L’utilisation de ces quatre langages augmente dans le nombre de familles de logiciels malveillants identifiées, selon un rapport publié par BlackBerry Research and Intelligence Team. L’équipe a choisi ces quatre langages à examiner, en partie parce qu’elles correspondent à ses méthodologies de détection, mais aussi parce que les langages ont un fort soutien communautaire et pourraient être considérées comme plus développées.

« Ces langages de programmation peu communs ne sont plus aussi rarement utilisés qu’on le pensait », selon l’article. « Les pirates informatiques ont commencé à les adopter pour réécrire les familles de logiciels malveillants connus ou créer des outils pour de nouveaux ensembles de logiciels malveillants. »

Plus précisément, les chercheurs suivent de plus en plus de loaders et de droppers écrits dans des langages plus rares. « Ces nouveaux logiciels malveillants de première étape sont conçus pour décoder, charger et déployer des logiciels malveillants tels que les chevaux de Troie d’accès à distance Remcos et NanoCore (RAT), ainsi que Cobalt Strike », selon le rapport. « Ils ont été couramment utilisés pour aider les pirates informatiques à échapper à la détection sur le point de terminaison. »

En fait, l’utilisation de l’outil de sécurité légitime Cobalt Strike a explosé: son utilisation dans les cyberattaques a augmenté de 161 % d’une année sur l’autre, après s’être généralisée dans le monde des logiciels criminels.
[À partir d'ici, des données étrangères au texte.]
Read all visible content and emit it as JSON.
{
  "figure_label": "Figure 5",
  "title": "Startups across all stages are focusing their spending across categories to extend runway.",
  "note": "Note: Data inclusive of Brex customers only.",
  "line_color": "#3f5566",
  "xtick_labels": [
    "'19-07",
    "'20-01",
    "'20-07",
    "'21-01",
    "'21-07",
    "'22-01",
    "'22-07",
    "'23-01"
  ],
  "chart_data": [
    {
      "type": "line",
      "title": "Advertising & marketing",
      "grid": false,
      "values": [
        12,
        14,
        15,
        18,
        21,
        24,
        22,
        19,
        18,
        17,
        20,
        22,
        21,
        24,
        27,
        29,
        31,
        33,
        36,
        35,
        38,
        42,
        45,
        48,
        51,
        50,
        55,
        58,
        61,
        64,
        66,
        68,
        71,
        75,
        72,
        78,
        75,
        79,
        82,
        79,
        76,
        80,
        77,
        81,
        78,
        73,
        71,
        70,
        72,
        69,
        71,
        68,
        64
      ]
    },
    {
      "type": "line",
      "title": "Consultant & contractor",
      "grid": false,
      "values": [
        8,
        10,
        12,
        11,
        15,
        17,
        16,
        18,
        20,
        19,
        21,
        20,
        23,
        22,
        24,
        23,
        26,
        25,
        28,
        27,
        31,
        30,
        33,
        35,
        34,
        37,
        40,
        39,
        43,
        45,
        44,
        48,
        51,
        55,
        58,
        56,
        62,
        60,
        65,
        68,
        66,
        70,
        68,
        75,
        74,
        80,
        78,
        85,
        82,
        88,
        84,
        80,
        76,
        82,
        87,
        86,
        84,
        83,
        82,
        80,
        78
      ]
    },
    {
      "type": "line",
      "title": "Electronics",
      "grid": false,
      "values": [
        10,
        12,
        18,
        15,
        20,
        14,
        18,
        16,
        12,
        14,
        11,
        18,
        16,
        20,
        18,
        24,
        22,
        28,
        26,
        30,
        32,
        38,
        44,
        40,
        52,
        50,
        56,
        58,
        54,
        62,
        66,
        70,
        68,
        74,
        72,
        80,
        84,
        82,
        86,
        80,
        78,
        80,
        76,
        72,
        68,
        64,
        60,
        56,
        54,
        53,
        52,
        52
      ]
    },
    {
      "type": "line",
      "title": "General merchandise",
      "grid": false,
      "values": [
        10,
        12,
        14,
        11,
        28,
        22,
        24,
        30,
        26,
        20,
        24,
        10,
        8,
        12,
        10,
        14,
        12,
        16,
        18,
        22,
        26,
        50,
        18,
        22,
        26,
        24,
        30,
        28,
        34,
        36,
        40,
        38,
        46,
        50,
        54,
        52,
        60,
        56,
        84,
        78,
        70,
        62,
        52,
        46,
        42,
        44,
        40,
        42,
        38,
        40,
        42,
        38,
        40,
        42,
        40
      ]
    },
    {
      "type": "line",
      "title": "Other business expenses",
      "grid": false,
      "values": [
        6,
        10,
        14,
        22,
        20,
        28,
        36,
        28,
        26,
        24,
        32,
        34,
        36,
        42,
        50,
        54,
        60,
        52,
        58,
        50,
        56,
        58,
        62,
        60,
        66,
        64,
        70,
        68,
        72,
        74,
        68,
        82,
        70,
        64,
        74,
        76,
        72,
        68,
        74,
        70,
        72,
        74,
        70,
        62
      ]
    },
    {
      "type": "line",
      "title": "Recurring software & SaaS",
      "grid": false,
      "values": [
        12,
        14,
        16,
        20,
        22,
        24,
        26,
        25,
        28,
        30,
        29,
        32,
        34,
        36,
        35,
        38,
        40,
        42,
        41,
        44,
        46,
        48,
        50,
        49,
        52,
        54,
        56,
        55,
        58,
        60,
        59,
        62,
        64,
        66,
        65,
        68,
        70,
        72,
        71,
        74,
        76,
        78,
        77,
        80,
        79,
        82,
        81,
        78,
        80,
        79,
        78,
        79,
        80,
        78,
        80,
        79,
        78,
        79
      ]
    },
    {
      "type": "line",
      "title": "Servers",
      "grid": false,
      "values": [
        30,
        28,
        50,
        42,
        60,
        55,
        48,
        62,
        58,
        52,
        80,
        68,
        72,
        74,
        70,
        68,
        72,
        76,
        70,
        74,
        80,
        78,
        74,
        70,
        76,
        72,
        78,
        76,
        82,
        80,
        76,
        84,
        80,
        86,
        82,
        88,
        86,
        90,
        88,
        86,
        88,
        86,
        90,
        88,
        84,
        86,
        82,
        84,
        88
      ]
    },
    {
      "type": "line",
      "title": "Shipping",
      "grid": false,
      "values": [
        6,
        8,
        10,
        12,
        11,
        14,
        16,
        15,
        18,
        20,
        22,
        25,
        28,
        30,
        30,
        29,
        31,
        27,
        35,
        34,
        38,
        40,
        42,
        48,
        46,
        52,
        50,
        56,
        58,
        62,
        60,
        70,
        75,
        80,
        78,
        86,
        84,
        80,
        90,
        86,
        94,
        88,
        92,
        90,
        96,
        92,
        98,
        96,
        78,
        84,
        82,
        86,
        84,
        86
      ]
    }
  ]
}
Le côté obscur de l’innovation

Les créateurs de logiciels malveillants ont peut-être la réputation d’être lents à abandonner tout ce qui fonctionne, mais ils sont heureux d’adopter de nouveaux langages de programmation car cela aide à éliminer les points compliqués du cycle de développement. De plus, du point de vue de l’auteur du malware, les nouveaux langages ont une longueur d’avance – ou deux, ou trois – sur les outils de protection.

« Les auteurs de logiciels malveillants sont connus pour leur capacité à s’adapter et à modifier leurs compétences et leurs comportements afin de tirer parti des nouvelles technologies », a écrit Eric Milam, vice-président de la recherche sur les menaces. « Cela présente de multiples avantages du cycle de développement et du manque inhérent de couverture des solutions de protection. »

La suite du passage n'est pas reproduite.